Salvador Allende, o primeiro presidente socialista eleito democraticamente na América Latina, deixou um legado duradouro que continua a moldar a política chilena e a influenciar movimentos progressistas em todo o mundo. Embora sua presidência tenha sido marcada por desafios e tragédias, sua visão de justiça social e democracia permanece relevante.
Sua morte tornou-se um alerta das ameaças à democracia e aos direitos humanos. O retorno à democracia no Chile em 1990 foi, em parte, uma homenagem ao compromisso do país com a democracia. Allende é a prova viva da possibilidade da construção do socialismo pela via democrática. Um socialismo também democrático e que tenha como pilar de sustentação a participação ativa do povo na construção de uma nova sociedade mais justa e que possa fazer com que sociedade e povo tenham uma vivência mais digna e mais feliz.

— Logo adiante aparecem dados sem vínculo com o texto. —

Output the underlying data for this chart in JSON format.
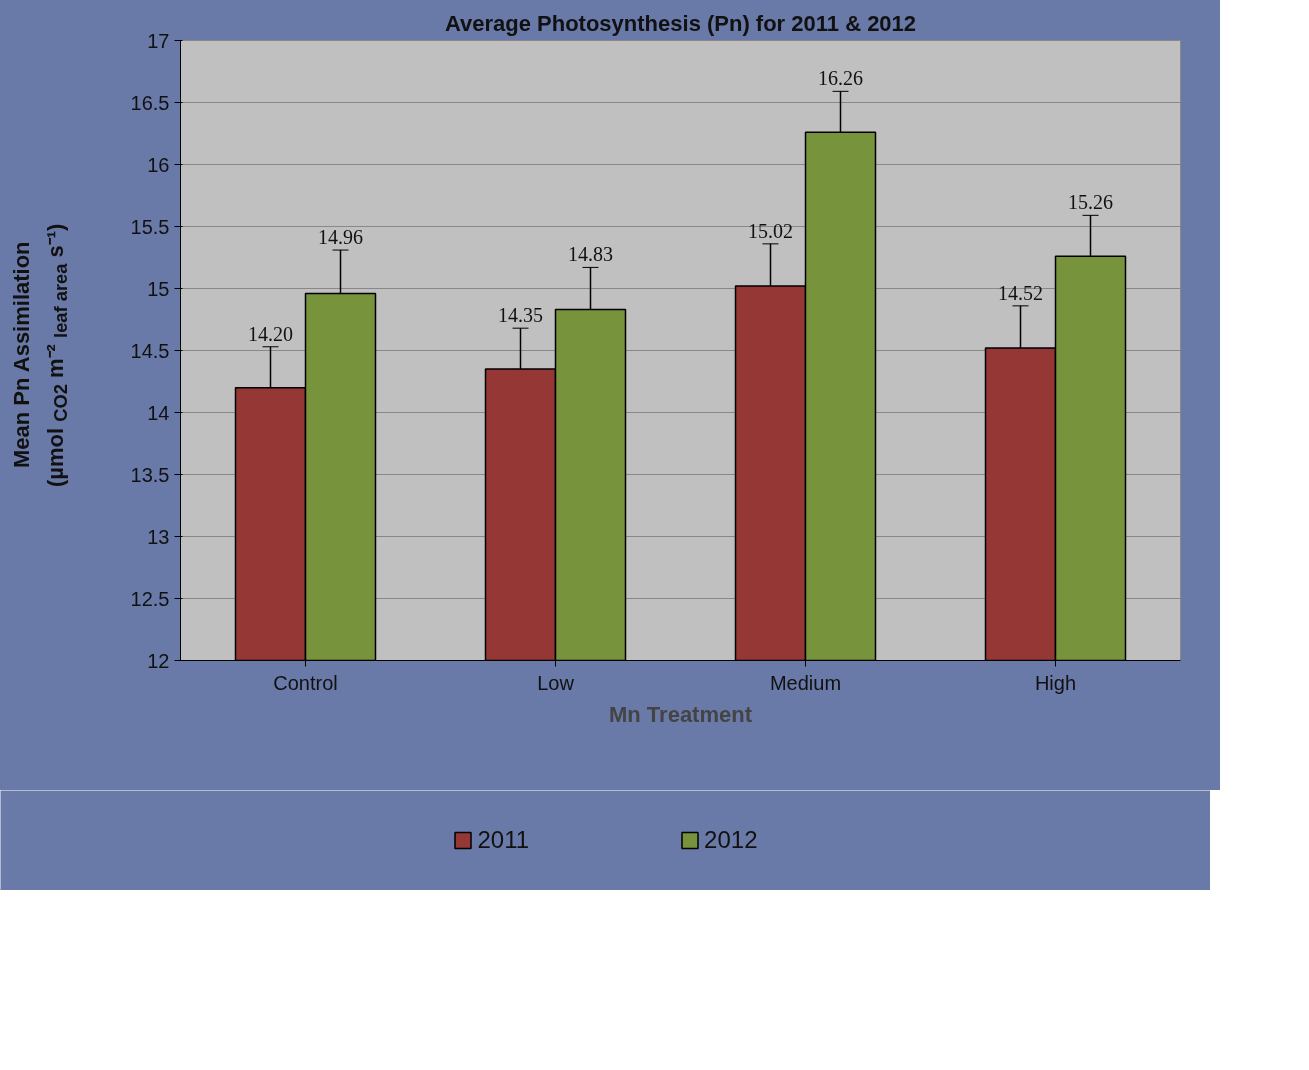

O seu legado transcende as fronteiras chilenas. Ele inspira líderes e movimentos progressistas em todo o mundo até hoje. Sua busca por justiça social, igualdade e respeito à pessoa humana ressoa com movimentos contemporâneos que buscam o fim das desigualdades, a inclusão e a justiça social em um ambiente de democracia política e solidariedade.
O sue lema “A história é nossa e são os povos que a fazem” continua sendo uma poderosa declaração de empoderamento popular. A despeito de seu governo ter enfrentado desafios e sua vida tenha terminado tragicamente, o legado de Salvador Allende perdura como um lembrete da luta pela justiça social e da importância de defender a democracia e os direitos humanos. Seu nome e seu legado continuam sendo fonte de inspiração e reflexão no Chile e em todo o mundo.